You can start with what you already know:

insertElemAt 0 [
          2,       5,          9] 
      [1,    2, 3,    4, 5, 6,    7, 8, 9, 10] 
    = [1, 0, 2, 3, 0, 4, 5, 6, 0, 7, 8, 9, 10]

This is a perfectly valid definition, which will even produce a correct result, even if for the one very specific case, and diverge everywhere else.

But we can generalize it somewhat, as

insertElemAt _0 [
          2,         5,           9] 
      [1,     2, 3,     4, 5, 6,     7, 8, 9, 10] 
    = [1, _0, 2, 3, _0, 4, 5, 6, _0, 7, 8, 9, 10]

and still some more,

insertElemAt _0 [
          2,         5,           9] 
      [a,     b, c,     d, e, f,     g, h, i, j ] 
    = [a, _0, b, c, _0, d, e, f, _0, g, h, i, j ]

and we can add few more special cases which must obviously hold as well, like

insertElemAt _0 [
          2,         5] 
      [a,     b, c,     d, e, f,     g, h, i, j ] 
    = [a, _0, b, c, _0, d, e, f,     g, h, i, j ]

and

insertElemAt _0 [
          2] 
      [a,     b, c,     d, e, f,     g, h, i, j ] 
    = [a, _0, b, c,     d, e, f,     g, h, i, j ]

and even

insertElemAt _0 [
          ] 
      [a,     b, c,     d, e, f,     g, h, i, j ] 
    = [a,     b, c,     d, e, f,     g, h, i, j ]

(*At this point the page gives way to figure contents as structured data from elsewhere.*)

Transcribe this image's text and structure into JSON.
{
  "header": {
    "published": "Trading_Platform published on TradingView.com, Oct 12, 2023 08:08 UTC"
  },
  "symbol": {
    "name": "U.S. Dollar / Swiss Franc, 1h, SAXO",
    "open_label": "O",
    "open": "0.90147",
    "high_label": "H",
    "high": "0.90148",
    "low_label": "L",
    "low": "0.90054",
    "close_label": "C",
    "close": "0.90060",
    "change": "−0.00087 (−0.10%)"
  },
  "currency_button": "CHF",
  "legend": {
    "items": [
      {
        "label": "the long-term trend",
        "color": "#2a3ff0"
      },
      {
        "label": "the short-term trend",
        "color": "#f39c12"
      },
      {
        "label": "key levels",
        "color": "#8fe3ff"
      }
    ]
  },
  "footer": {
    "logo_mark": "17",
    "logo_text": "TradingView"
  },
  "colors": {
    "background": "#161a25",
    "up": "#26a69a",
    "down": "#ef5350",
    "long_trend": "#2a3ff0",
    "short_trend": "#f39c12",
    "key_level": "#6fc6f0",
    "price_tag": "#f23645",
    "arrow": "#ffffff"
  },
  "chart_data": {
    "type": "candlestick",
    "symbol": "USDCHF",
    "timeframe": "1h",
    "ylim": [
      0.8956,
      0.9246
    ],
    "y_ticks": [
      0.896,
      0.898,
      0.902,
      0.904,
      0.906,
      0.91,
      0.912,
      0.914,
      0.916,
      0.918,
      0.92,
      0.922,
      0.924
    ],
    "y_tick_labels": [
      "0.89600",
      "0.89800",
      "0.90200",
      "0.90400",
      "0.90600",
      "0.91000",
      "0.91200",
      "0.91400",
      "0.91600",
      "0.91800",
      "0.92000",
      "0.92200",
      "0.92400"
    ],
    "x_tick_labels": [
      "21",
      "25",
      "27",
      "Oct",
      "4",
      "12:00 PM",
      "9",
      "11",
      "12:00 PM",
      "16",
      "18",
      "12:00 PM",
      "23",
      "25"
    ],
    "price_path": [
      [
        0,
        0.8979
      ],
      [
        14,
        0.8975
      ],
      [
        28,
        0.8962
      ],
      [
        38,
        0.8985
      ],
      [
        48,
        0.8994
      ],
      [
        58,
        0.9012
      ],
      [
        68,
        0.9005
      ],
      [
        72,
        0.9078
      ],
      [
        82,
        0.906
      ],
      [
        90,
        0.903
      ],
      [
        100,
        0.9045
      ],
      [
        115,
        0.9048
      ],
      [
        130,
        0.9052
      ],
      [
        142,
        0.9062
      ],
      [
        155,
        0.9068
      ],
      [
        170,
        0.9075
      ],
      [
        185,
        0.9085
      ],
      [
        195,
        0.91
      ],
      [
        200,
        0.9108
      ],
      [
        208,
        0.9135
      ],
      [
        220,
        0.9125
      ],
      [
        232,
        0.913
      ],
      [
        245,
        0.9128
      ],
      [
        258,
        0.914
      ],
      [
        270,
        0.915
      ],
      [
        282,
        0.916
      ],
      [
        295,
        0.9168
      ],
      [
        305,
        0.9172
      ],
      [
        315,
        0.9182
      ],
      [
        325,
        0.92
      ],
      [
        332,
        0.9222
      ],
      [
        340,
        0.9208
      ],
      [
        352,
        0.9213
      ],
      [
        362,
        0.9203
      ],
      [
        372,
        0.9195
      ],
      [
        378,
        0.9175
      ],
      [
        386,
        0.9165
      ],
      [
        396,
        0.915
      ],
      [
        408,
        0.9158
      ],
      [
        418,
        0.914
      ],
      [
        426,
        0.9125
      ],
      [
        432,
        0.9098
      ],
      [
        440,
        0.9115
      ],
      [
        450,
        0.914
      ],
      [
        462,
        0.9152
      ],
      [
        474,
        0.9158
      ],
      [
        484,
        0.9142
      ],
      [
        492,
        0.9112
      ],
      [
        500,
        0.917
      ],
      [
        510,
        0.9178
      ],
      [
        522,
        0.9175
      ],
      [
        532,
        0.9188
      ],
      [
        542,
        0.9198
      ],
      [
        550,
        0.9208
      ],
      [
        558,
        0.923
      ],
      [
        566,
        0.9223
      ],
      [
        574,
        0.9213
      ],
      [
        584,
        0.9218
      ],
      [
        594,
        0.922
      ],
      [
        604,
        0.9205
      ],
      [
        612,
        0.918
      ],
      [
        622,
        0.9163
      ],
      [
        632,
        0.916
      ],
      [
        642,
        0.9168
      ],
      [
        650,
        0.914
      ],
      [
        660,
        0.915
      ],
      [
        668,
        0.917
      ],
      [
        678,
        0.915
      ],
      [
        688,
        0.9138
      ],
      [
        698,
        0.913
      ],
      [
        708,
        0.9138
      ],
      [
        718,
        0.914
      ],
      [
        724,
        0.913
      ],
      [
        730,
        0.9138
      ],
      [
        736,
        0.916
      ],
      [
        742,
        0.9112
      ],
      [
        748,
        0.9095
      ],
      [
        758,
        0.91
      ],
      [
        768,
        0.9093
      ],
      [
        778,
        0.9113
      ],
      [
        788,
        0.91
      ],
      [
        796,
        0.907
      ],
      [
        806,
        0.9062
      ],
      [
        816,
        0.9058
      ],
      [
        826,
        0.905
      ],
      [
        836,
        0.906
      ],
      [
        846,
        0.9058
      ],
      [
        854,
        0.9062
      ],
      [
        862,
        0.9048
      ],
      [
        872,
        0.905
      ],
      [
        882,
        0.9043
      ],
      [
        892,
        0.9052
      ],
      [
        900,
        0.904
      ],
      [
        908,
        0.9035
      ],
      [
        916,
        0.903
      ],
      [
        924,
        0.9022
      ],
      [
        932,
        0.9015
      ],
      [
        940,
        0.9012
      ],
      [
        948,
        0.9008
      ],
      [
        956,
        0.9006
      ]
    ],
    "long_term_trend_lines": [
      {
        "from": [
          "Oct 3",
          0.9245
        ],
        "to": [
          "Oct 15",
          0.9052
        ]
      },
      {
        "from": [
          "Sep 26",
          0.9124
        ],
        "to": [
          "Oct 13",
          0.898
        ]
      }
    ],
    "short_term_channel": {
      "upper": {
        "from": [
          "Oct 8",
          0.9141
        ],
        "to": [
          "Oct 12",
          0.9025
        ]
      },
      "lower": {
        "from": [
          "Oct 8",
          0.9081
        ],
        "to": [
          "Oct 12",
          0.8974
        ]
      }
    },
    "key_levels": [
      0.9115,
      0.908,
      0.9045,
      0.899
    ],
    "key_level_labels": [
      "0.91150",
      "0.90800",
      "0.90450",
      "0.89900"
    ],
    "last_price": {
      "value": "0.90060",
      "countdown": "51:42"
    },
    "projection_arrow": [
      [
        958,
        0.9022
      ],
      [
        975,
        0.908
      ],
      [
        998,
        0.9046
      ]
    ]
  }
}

; and we can generalize this one much further, as

insertElemAt _0 [] xs
    = xs

and it is obvious that

insertElemAt _0 [
          2] 
      [a,     b, c,     d, e, f,     g, h, i, j ] 
  =
       a : insertElemAt _0 [
          1]
             [b, c,     d, e, f,     g, h, i, j ]

and

insertElemAt _0 [
          2,         5] 
      [a,     b, c,     d, e, f,     g, h, i, j ] 
  =
       a : insertElemAt _0 [
          1,         4]
             [b, c,     d, e, f,     g, h, i, j ]

and in general

insertElemAt _0 (i:is) (x:xs)
    | i > 1  =  x : insertElemAt _0 (minus1 (i:is)) xs

must hold, so why don't we have it as a part of our definition as well; with

-- minus1 is = [i-1 | i <- is]

minus1 []      = _____
minus1 (i:is) = ( ____ - 1) : ______ is

(fill the blanks). And so for the i==1 case,

insertElemAt _0 (i:is) (x:xs)
    | i == 1  =  x : _0 : insertElemAt _0 (minus1 (_____)) xs
  -- or is it
  --             _0 : x : ........   ?

And so you're already halfway there. All that's left to do is add the few edge cases, and you're done.

Now it won't be the most efficient version, because it will repeatedly subtract 1 from the indices list's each member; you can streamline this part by adding one new auxiliary argument which would negate the need to subtract from each element of the indices list, and replace it with just one addition, counting up instead of counting down. To use that additional argument you'd have to define and use an auxiliary, nested function definition.